Thankfully, I was offered a job that allowed me to do just that.
While most women have to choose between staying home or going back to work, I get to have it all, taking work home and bringing baby to the office. My job description here at YWAM Bridges of Life includes leading a Discipleship Training School, making desserts for the base cafe, and taking part in daily worship and community work. James tags along for all of this, sitting on my lap during meetings, nursing while I type one-handed emails, and napping in the baby carrier while I walk to the store.
As sweet as this situation is, it doesn’t come without complications.

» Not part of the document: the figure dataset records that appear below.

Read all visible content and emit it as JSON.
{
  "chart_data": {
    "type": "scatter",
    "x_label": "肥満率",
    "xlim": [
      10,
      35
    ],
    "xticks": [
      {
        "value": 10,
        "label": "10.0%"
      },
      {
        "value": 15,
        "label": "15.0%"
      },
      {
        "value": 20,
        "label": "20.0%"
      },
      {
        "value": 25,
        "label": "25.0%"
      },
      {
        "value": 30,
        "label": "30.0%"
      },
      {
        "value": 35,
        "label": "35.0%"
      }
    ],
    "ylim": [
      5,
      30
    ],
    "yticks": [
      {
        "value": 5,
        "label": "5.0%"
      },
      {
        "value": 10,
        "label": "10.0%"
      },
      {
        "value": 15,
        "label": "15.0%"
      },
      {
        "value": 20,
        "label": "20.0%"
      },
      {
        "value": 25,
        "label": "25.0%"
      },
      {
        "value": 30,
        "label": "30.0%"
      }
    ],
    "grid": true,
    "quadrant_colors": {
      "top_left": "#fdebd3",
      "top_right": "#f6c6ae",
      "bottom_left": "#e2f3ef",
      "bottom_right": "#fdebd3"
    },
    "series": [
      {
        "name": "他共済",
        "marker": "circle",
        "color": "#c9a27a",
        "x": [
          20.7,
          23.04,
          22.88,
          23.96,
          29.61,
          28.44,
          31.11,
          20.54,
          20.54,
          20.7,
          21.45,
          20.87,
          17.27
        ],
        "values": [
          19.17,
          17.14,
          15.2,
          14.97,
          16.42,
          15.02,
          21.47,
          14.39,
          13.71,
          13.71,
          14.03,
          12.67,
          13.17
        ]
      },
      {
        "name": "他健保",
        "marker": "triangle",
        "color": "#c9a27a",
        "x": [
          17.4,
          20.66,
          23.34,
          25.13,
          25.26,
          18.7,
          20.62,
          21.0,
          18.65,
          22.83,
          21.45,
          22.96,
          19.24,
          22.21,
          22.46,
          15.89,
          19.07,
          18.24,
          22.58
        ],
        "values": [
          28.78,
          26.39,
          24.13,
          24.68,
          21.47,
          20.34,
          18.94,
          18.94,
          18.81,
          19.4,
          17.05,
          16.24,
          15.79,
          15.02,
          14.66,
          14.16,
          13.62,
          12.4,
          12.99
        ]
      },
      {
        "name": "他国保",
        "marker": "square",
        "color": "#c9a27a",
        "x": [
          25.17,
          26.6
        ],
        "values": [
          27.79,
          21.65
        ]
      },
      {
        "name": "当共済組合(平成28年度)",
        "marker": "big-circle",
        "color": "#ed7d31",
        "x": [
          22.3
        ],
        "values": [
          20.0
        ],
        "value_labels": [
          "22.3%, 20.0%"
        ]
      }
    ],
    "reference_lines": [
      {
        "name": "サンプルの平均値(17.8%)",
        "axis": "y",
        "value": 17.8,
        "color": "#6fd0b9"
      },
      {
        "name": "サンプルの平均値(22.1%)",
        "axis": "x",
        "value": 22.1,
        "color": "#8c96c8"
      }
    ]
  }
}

Balance is forever an issue in our household, as we struggle to draw lines between work and family time. I oscillate between mom guilt and career guilt, convinced I’m neglecting my child or failing to live up to my personal potential. And even when everything goes smoothly (which it never does with a small child), my days often feel like a long-distance sprint. I fall into bed exhausted, just barely closing my eyes before it starts all over again.
In the good and the bad, having it all is teaching me one invaluable lesson: you have to say “no” to a lot of good things to say “yes” to the best things.
Like most Americans, I’m tempted to take a “more is more” approach to work and family life. More jobs, more relationships, more activities, more responsibility…until my body or mind gives out. This weekend, it was my body. After taking on way more cooking jobs than I should have, I got a wicked case of food poisoning. Despite sleeping next to a bucket all weekend, I actually found myself enjoying the rest and quiet time with my family.
Helpful tip: when food poisoning is a reprieve, you’re doing too much.
As I slowly eased back into work, I finally began drawing some healthy boundaries, admitting to myself and others what I could really handle. I spent more time simply playing with my son, rather than distracting him while I tried to catch up on work. I rested and had quiet times, something that rarely makes it onto my schedule.
As my priorities here become clearer, I’ve decided to say no to everything but those essentials. It goes against every grain in my work-driven body to do so, but the more I narrow my “yeses,” the more joyful and light having it all becomes.
I’m still figuring it out and fighting the urge to have it all and more more more, but that joy has become an essential marker for me. When joy leaves the building, I know it’s time to bring out the “no” card again, paring back until life comes back in balance.
Today, my balance is this: a baby on my hip, a pie in my oven, and a smile on my lips, knowing that even as I strive to have it all, I don’t have to do it all…at least not today.